Four of the state Supreme Court's seven justices - Patience Roggensack, David Prosser, Annette Ziegler and Michael Gableman - ignored the Caperton decision and sided with WMC and the Realtors on the amendment to Wisconsin's judicial ethics code.
This move came on the heels of Prosser, Ziegler and Roggensack blocking disciplinary action against Gableman for authorizing an untruthful campaign ad. Gableman stood accused of judicial misconduct for violating the part of the ethics code prohibiting judges from making false statements about an election opponent. Gableman's ad claimed Louis Butler "found a loophole" and implied a child molester got off on a technicality of Butler's making and "went on to molest another child." Trouble is, the man Butler was representing as a public defender didn't get off. He was never released until he had served his entire sentence. Only after that did he commit another crime. The ad was a lie. And an obvious violation of the judicial ethics code.

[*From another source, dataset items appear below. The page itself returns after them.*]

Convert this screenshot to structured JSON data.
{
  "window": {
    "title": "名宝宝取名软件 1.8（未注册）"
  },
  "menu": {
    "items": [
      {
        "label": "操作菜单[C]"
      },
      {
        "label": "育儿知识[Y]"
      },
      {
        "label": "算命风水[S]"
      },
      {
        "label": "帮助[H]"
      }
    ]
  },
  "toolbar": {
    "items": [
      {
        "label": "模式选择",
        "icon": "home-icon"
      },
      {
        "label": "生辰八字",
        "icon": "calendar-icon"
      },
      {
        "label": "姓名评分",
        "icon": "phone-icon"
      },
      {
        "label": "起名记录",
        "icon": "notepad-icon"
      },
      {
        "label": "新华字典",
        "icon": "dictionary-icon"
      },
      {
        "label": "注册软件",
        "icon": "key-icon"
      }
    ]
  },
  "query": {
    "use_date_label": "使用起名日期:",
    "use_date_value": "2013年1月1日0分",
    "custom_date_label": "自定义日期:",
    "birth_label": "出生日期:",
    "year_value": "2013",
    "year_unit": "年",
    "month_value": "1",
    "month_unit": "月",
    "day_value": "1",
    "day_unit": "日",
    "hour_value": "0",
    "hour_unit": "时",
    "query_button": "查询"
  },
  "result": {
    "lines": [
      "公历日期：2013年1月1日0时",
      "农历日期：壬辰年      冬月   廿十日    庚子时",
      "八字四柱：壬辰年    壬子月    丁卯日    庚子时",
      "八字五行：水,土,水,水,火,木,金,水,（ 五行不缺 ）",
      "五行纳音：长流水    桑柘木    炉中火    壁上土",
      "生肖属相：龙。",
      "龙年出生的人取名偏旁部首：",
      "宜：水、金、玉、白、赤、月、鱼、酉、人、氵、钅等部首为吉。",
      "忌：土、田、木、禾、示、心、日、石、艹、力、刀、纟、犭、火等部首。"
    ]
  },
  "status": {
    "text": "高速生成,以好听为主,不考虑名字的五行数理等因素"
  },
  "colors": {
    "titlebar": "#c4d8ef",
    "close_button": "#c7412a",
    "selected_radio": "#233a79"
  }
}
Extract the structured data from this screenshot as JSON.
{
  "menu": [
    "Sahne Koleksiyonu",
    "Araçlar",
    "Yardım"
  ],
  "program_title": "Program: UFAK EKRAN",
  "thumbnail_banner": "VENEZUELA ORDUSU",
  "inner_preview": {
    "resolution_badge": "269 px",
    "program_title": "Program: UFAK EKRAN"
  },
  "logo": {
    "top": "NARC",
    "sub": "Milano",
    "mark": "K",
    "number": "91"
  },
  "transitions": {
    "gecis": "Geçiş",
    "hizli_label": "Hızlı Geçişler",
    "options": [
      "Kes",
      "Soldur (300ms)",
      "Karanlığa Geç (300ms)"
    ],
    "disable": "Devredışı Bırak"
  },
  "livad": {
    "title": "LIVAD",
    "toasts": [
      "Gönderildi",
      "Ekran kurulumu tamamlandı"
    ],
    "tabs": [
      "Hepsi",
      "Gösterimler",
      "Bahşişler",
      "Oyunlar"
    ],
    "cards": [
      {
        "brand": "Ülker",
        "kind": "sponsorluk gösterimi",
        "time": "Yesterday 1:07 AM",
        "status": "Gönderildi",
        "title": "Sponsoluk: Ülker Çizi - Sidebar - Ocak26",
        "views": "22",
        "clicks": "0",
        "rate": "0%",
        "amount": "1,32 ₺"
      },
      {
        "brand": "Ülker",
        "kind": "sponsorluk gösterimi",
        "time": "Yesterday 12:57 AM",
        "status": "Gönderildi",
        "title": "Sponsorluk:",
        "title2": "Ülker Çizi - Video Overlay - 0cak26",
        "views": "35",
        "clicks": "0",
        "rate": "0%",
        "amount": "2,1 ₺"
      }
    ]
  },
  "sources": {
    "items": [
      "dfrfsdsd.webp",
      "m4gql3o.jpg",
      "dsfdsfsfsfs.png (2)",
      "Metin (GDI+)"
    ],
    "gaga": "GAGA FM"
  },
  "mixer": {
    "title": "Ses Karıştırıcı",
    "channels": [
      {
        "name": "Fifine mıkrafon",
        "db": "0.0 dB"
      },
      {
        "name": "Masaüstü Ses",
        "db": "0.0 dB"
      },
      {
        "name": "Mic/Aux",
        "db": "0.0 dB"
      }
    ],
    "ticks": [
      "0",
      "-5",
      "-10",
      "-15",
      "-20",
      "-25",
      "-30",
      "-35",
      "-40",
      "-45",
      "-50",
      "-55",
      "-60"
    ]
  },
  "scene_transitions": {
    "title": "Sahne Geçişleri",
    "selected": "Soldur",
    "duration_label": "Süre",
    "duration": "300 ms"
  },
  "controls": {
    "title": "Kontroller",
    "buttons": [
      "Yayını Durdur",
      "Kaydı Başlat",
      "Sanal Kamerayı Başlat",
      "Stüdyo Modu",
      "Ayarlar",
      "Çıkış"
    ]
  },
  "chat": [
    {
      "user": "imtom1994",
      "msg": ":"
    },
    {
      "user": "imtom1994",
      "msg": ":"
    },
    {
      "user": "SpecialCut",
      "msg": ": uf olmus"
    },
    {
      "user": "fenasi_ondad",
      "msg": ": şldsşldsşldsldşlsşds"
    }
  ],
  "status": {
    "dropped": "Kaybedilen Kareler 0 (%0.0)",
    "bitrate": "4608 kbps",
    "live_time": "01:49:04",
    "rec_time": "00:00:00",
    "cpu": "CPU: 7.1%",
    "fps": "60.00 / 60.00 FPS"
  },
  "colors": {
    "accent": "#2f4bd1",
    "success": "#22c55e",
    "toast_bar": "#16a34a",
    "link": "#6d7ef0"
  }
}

Prosser, Ziegler and Roggensack overlooked the plain facts in Gableman's misconduct case and ignored the plain meaning of the judicial ethics code. They refused to conclude that Gableman's ad was untruthful. It was just "distasteful," they ruled. And protected speech under the First Amendment.
The justices don't have a leg to stand on between the three of them on the truthfulness of the ad. It was way beyond distasteful. It was a lie. Invoking free speech was a far more clever maneuver. It made letting Gableman off appear somehow principled.
There is no disputing that Gableman had the right to say what he said about Butler. But that doesn't mean he shouldn't be held accountable for violating the judicial ethics code. Employees have the right to publicly say their bosses are total losers. But they shouldn't be at all surprised if that free speech gets them fired. General Stanley McCrystal and his aides had every right to say what they said to Rolling Stone magazine. President Obama also was entirely within his rights when he relieved McCrystal of his duties.
The right to speak is constitutionally protected. But that doesn't mean speech has no consequences under any circumstances. Justices Prosser, Ziegler and Roggensack waived application of that common sense to their colleague and ideological soulmate Michael Gableman. Some might even be tempted to say they found a loophole in the state judicial ethics code.
Columnist Joel McNally said it best: "This time a lowlife really did get off on a technicality."